For $16,000, You Can Hunt With Eagles in the Wilds of Mongolia
Every October in Mongolia, among the high-altitude crags of the Altai Mountains, the ancient nomadic tradition of falconry comes to life. The area is home to the native burkitshi, who have trained eagles to aid in their hunting expeditions. Now you can join in.
Jalsa Urubshurow, founder of Nomadic Expeditions and the Golden Eagle Festival, which runs from Sept. 27 to Oct. 5, offers seven-day guided immersions with a local family. Stay in yurts that come with hand-carved wooden beds warmed by wood-burning stoves. (George Soros and Russian billionaire Anatoly Skurov are former clients.) At night, pair a dinner of goat ribs or beshbarmak stew with Chinggis Khan vodka and wine.
In the morning, steaming cups of spiced milk tea arrive with breakfast before you ride out on horseback with the hooded birds to look for the tracks of lynx, rabbits, or foxes. When you find them, your hunter releases his eagle, which flies 100 to 200 feet up before it circles, locates, then dives on the animal. What these big birds lack in speed—70 mph, vs. a peregrine falcon’s 200 mph—they make up for in mass. They weigh 14 pounds and have a 7-foot wingspan. The force of their attack can take out an animal as large as a wolf.
“It’s like a major league pitcher throwing a bowling ball,” Urubshurow says. “Knocks them out cold.”
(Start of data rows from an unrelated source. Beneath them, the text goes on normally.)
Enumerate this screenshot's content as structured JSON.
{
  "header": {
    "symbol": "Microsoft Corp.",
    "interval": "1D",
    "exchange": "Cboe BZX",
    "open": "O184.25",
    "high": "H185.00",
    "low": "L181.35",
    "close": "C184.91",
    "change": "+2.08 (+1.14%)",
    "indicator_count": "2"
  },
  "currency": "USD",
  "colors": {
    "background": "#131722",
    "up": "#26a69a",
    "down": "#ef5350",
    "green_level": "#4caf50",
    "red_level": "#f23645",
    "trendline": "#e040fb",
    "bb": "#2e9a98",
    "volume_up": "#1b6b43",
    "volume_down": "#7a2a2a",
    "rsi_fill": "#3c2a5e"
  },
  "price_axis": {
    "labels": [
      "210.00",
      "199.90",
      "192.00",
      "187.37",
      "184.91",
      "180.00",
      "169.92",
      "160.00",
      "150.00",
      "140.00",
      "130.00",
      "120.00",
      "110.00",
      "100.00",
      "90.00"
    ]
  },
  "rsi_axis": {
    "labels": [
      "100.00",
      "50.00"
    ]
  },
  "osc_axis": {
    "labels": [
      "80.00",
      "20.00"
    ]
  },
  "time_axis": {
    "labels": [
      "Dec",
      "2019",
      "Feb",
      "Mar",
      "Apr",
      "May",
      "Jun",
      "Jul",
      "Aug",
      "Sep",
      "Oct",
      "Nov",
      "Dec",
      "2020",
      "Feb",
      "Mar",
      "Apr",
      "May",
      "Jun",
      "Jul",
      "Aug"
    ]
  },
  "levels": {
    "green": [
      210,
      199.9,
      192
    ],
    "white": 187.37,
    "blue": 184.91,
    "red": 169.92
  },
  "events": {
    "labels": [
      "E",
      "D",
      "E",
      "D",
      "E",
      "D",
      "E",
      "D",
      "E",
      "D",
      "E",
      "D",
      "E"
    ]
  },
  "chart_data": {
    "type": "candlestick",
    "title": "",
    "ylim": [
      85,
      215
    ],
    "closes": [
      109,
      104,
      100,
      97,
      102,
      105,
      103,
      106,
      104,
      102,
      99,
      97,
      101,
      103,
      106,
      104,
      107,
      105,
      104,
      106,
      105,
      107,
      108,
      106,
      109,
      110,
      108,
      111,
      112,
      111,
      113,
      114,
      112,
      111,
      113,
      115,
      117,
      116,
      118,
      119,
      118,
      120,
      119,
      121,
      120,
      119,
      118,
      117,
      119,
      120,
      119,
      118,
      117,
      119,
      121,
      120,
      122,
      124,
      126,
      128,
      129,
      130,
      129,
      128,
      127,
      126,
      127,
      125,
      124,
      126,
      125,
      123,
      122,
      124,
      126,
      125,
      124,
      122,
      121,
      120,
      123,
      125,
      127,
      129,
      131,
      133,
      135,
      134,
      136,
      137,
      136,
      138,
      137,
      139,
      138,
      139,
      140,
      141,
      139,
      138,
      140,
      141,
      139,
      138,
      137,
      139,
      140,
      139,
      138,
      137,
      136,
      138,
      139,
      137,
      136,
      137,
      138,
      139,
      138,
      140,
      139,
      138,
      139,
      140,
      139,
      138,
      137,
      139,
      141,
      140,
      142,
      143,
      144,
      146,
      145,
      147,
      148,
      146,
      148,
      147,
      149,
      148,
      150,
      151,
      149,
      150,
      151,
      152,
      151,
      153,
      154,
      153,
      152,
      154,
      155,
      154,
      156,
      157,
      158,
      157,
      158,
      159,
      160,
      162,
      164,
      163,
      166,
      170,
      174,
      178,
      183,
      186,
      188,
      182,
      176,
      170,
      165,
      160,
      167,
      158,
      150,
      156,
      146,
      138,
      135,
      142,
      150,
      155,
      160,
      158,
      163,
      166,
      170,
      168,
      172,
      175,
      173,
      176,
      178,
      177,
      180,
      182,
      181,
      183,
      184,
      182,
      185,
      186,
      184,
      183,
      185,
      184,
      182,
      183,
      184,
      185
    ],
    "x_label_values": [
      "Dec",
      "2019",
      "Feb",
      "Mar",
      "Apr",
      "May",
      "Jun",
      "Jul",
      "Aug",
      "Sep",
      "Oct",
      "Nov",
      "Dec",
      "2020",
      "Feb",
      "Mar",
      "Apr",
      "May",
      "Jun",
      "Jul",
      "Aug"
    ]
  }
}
Getting there is an adventure in itself. From Ulaanbaatar (at least a 17-hour flight from New York), it’s a 3-hour flight west to Ulgii, then 2 to 5 more hours via Land Cruiser into the wilds. From $15,995 per person, double occupancy; 800 998-6634
Falconry Closer to Home?
United States: In bucolic Manchester, Vermont, Green Mountain Falconry School is one of the few places in America you can try your hand at falconry without extensive training and licensing (another, being Hersey, Pennsylvania). Walks and introductory flying lessons each last 45 minutes ($130–$400). Afterwards, retire to your room at the Equinox, a 200-year-old wooded compound turned luxury golf resort and spa.
Ireland: Falconry's rich history throughout the British Isles is well-documented in paintings, tapestries, and the public imagination (King Arthur, knights and all that). The 1486 Book of Saint Albans even provided a treatise of the proper hierarchy of birds of prey and their affiliate social rank (a gyrfalcon for the king, a peregrine for an earl). No word on where Harris hawks would rank, but flying them on the grounds of Ashford Castle is a surefire way to feel like royalty.
Abu Dhabi: Used for millennia by bedouins to hunt for game in the harsh desert environment, falconry in the Arab Gulf region is a source of cultural pride and regional identity. (To whit, the new Shangri-La Doha is designed to resemble a falcon's head and the Qasr Al Hosn Festival has a dedicated falconry heritage component). When in the Emirates, prebook a tour at the Abu Dhabi Falcon Hospital, where over 11,000 birds go annually for check-ups; the grounds include a museum, luxurious wards, and gardens where you can try your hand at the sport of sheikhs.